ERC-1155 is a whole new standard.
First of all, ERC-1155 combines both ERC-20 and ERC-720 standards. This allows one contract to “mint” (create) tokens that are fungible (like in-game currency) AND tokens that are non-fungible (like unique legendary swords).
“ERC-1155 Crypto Items improve on this by combining the benefits of both. You may create thousands of different types of items for your game, and depending on the use case, each unit may have a unique index or be fully fungible with the others.”
The list of benefits continues: ERC-1155 tokens can be atomic swapped, save on gas through multi-transfer abilities, and more.
It’s a brave new world for gamers.
3. Smart Contracts on the Supply Chain
Smart contracts aren’t just for client facing things like eSports and DeFi. You can already find them hard at work in B2B applications.
The key selling point of smart contracts is there ability to automate tasks which normally need people, such as filling out paperwork and tracking things from production to point of sale.
Smart contracts can give full visibility of a product’s supply chain, visibility that is trustworthy.
Consider one of the most important aspects of a blockchain: it’s immutable.
If a product is tracked during its production and shipping, that data can be recorded onto smart contracts on an immutable blockchain. No one can tamper with it or change it. This provides a high level of guarantee that a product is genuine.
More than that, smart contracts enable companies to know where parts have been sourced, what companies were involved in making the product, and how the product moved from one end of the supply chain to the other.
This strengthens partnerships between companies working on the product and supplying parts for it. Each of their contributions is recorded as its own entry on the blockchain, tracked and documented over time.
The Future of Smart Contracts
There’s a reason why smart contracts are the tech of our future: incredible momentum.

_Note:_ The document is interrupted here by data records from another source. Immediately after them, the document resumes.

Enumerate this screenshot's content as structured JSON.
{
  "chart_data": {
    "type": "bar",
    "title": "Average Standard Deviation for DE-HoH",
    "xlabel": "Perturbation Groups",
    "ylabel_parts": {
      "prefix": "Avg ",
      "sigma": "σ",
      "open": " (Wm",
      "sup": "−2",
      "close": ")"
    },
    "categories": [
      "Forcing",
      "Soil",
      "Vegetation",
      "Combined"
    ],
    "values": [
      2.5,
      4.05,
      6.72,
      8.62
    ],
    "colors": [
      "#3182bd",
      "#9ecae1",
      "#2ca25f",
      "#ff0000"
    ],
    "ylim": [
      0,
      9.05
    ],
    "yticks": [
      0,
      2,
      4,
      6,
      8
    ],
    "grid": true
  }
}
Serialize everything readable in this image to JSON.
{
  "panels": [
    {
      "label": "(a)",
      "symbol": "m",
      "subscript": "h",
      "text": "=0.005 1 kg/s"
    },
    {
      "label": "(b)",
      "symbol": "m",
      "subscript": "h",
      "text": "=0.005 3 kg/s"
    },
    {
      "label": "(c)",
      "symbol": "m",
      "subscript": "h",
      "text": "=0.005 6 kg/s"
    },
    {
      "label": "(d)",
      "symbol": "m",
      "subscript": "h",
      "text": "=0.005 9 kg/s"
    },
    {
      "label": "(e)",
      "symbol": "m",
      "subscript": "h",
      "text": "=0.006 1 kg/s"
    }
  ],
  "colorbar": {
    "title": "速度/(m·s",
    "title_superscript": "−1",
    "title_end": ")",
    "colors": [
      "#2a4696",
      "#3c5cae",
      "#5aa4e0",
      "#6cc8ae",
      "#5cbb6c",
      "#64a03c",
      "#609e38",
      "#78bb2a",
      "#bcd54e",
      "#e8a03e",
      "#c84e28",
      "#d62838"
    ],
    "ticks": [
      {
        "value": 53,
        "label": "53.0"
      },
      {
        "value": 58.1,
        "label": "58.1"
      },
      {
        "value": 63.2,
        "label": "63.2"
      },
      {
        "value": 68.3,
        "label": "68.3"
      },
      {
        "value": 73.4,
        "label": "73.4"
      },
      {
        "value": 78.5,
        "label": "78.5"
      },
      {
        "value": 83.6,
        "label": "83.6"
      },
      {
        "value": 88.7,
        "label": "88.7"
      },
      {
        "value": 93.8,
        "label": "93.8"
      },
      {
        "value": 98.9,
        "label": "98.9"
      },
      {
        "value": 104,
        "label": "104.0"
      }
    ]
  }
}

A tremendous amount of brainpower (aka people) are thinking about and solving blockchain roadblocks. Every day, every week, every month we’re seeing fascinating new developments in smart contracts.
Nike, for example, introduced a whole line of sneakers authenticated by smart contracts.
Meanwhile, Ethereum smart contracts are being used to power whole neighborhoods by processing transactions on microgrids.
Smart contracts are also making healthcare more secure, accessible, and affordable.
From digital ownership to healthcare and every industry in between, they’re bringing useful changes to our lives.
Without a doubt, smart contracts are so much more than Cryptokitties.